Читаем Фельдмаршал Румянцев полностью

Страшила его та легкость, с которой царствующие дворы распоряжались судьбами народов и целых государств. Только два года назад, в тех же Яссах, он, фельдмаршал Румянцев, торжественно уверял, что русские пришли в Молдавию и Валахию для того, чтобы освободить братские народы по Христовой вере от османского ига, дать им свободу и независимость, дать им спокойствие для мирных занятий: пусть земледелец прилагает свои руки к полевым работам, художник – к своему мастерству, а купец пусть занимается своим промыслом. Тогда он призывал народы двух княжеств верить, что войска, ему подчиненные, поставили крепкий щит против всех злодеяний и тиранства, которыми прославились турецкие захватчики, обнадеживал, что теперь наступит время, когда великодушие, милосердие и человеколюбие самодержицы российской будет простираться не только к правоверным христианам, для которых ее милость и щедроты вполне естественны, но и на все города и земли турецкие, на всех жителей этой земли, какой бы ни были они веры и рода, лишь бы они против ее войск не восставали… Пусть все живут в своих домах, войска российские не коснутся ни их имения и ни в каком случае не лишат их участия во благах… И сколько было надежд и упований на то, что усердие и добрая воля всех и каждого из жителей Молдавии и Валахии, видевших подвиги российских войск в сокрушении общего врага, будут устремлены ко взаимному благоприятствованию…

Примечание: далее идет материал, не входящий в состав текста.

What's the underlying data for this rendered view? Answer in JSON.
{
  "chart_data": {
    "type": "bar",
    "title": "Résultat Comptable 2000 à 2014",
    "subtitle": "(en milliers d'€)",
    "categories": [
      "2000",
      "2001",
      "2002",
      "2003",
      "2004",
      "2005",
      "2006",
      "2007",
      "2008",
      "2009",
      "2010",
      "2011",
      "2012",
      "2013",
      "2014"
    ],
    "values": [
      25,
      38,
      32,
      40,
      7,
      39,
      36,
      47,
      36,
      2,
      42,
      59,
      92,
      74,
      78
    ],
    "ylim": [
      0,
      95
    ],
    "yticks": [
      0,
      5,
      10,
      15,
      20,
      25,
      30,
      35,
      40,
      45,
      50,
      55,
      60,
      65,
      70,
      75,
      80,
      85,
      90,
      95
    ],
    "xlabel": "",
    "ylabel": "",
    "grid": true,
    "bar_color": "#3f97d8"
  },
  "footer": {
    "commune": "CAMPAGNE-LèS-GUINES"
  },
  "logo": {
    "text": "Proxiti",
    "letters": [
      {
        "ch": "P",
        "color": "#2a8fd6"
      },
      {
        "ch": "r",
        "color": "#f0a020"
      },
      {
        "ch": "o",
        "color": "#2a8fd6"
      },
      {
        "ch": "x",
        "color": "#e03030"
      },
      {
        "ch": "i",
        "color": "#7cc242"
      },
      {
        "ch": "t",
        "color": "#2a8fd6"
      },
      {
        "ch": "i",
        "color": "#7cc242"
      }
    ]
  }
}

Так и было до начала прошлого лета. Все это время Румянцев налаживал справедливое управление княжествами, наказывал виновных, поощрял тех, кто стремился к бескорыстному сотрудничеству. И что же? Он думал, что возглавляет войска державы, которая приносит счастье народам… А что получается на самом деле? Теперь дело идет к тому, что княжества будут возвращены ненавистной Порте. Кому же захочется сотрудничать с такими ненадежными союзниками?

Перед Румянцевым лежала инструкция генерал-майору Каменскому, которому следовало уступить австрийцам наши передовые посты. Австрийские войска, вступающие в Польшу, этого потребовали… А он, главнокомандующий русской армией, должен повелеть своим войскам не только никакого помешательства не чинить, но паче оказывать им, яко войскам дружественным, всякую помощь и содействие.

К чему может повести вторжение австрийских войск в пределы Польши, Румянцев не знал и не предполагал. Он мог бы как главнокомандующий выдвинуть свои резоны против занятия австрийцами определенных мест, необходимых ему, «ибо иначе нанесены будут неизбежные трудности в доставлении необходимых снабжении для армии нашей и во взаимной связи ее с корпусами, в Польше пребывающими».

Но инструкции генералу Каменскому были категоричными, хотя бы на частичное изменение их рассчитывать не приходилось.

А Каменский вызывал у Петра Александровича серьезные опасения. Опытный генерал, успевший отличиться еще в войне с Пруссией, пылкий, отважный до безрассудности, умный, образованный, Михаил Федотович Каменский вроде бы был как раз подходящим для столь щекотливого поручения. Но до Румянцева доходило немало известий о его безудержной жестокости. А что, если и в данном случае пылкий Каменский не пресечет возможных столкновений русских с австрийцами, надменными, ведущими себя порой вызывающе? Кто за сие отвечать будет?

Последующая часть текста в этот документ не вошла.